In birds, all the colors and patterns of egg break down into two pigments: biliverdin, which produces blue-green, and protoporphyrin IX, which gives reddish brown. Wiemann and Norell used a technique called Raman microspectroscopy to find and measure the concentration of small amounts of these pigments in dinosaur eggs to reconstruct their colors and patterns. This technique is extremely sensitive and does not destroy the valuable eggshell samples during their analysis, says Norell.
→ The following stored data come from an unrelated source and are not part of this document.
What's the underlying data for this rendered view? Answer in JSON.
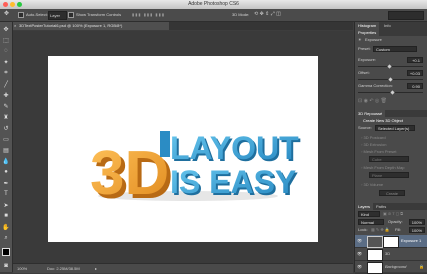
{
  "window": {
    "title": "Adobe Photoshop CS6",
    "traffic_colors": [
      "#ff5f57",
      "#ffbd2e",
      "#28c940"
    ]
  },
  "options_bar": {
    "auto_select_label": "Auto-Select:",
    "auto_select_value": "Layer",
    "show_transform_label": "Show Transform Controls",
    "mode_label": "3D Mode:"
  },
  "document": {
    "tab_label": "3DTextPosterTutorial6.psd @ 100% (Exposure 1, RGB/8*)",
    "zoom": "100%",
    "doc_info": "Doc: 2.25M/38.5M"
  },
  "canvas_art": {
    "big_3d": "3D",
    "line1": "LAYOUT",
    "line2": "IS EASY",
    "orange": "#f5a23a",
    "blue": "#3ea9dc"
  },
  "properties_panel": {
    "tabs": [
      "Histogram",
      "Info"
    ],
    "header": "Properties",
    "layer_type": "Exposure",
    "preset_label": "Preset:",
    "preset_value": "Custom",
    "exposure_label": "Exposure:",
    "exposure_value": "+0.1",
    "offset_label": "Offset:",
    "offset_value": "+0.03",
    "gamma_label": "Gamma Correction:",
    "gamma_value": "0.90"
  },
  "repousse_panel": {
    "header": "3D Repoussé",
    "create_label": "Create New 3D Object",
    "source_label": "Source:",
    "source_value": "Selected Layer(s)",
    "options": [
      "3D Postcard",
      "3D Extrusion",
      "Mesh From Preset",
      "Mesh From Depth Map",
      "3D Volume"
    ],
    "mesh_preset_value": "Cube",
    "depth_value": "Plane",
    "create_button": "Create"
  },
  "layers_panel": {
    "tabs": [
      "Layers",
      "Paths"
    ],
    "kind_label": "Kind",
    "blend_mode": "Normal",
    "opacity_label": "Opacity:",
    "opacity_value": "100%",
    "lock_label": "Lock:",
    "fill_label": "Fill:",
    "fill_value": "100%",
    "layers": [
      {
        "name": "Exposure 1",
        "selected": true
      },
      {
        "name": "3D",
        "selected": false
      },
      {
        "name": "Background",
        "selected": false
      }
    ]
  },
  "tools": [
    "move-icon",
    "marquee-icon",
    "lasso-icon",
    "magic-wand-icon",
    "crop-icon",
    "eyedropper-icon",
    "healing-icon",
    "brush-icon",
    "clone-stamp-icon",
    "history-brush-icon",
    "eraser-icon",
    "gradient-icon",
    "blur-icon",
    "dodge-icon",
    "pen-icon",
    "type-icon",
    "path-select-icon",
    "shape-icon",
    "hand-icon",
    "zoom-icon"
  ]
}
Next, scientists mapped each colored egg on a tree of the dinosaur family (also called phylogenetic). They discovered that colored eggs appeared early in the dinosaur ancestry to Therapods, the family from which modern birds came down, when the dinosaurs stopped burying or covering their eggs, explains Norell. The timing suggests that the ability to make a pigmented egg has evolved only once, "and has not evolved near the ancestor of birds, and that it has evolved much deeper into the family tree of dinosaurs, "says Norell.

Today's reptiles bury or cover their eggs unadorned, while scientists believe that colored shells have probably evolved to protect eggs in exposed nests. Pigmented eggshells could camouflage broods laid in open nests, help birds identify their own pups to counter parasitism, filter out sunlight, keep eggs at the right temperature, and block invading bacteria when Ultraviolet light excites the brown pigment, says Hanley.

"Once you build an open nest, the egg is exposed to the environment, to potential predators, to nesting parasites, to parents," says Wiemann.[there’s a] selective pressure that promotes the evolution of the color of the egg. "

The resemblance of the egg shell could mean that we can turn to modern bird life to "predict the ecology of dinosaurs" in the past, Hanley said. "That would be super cool."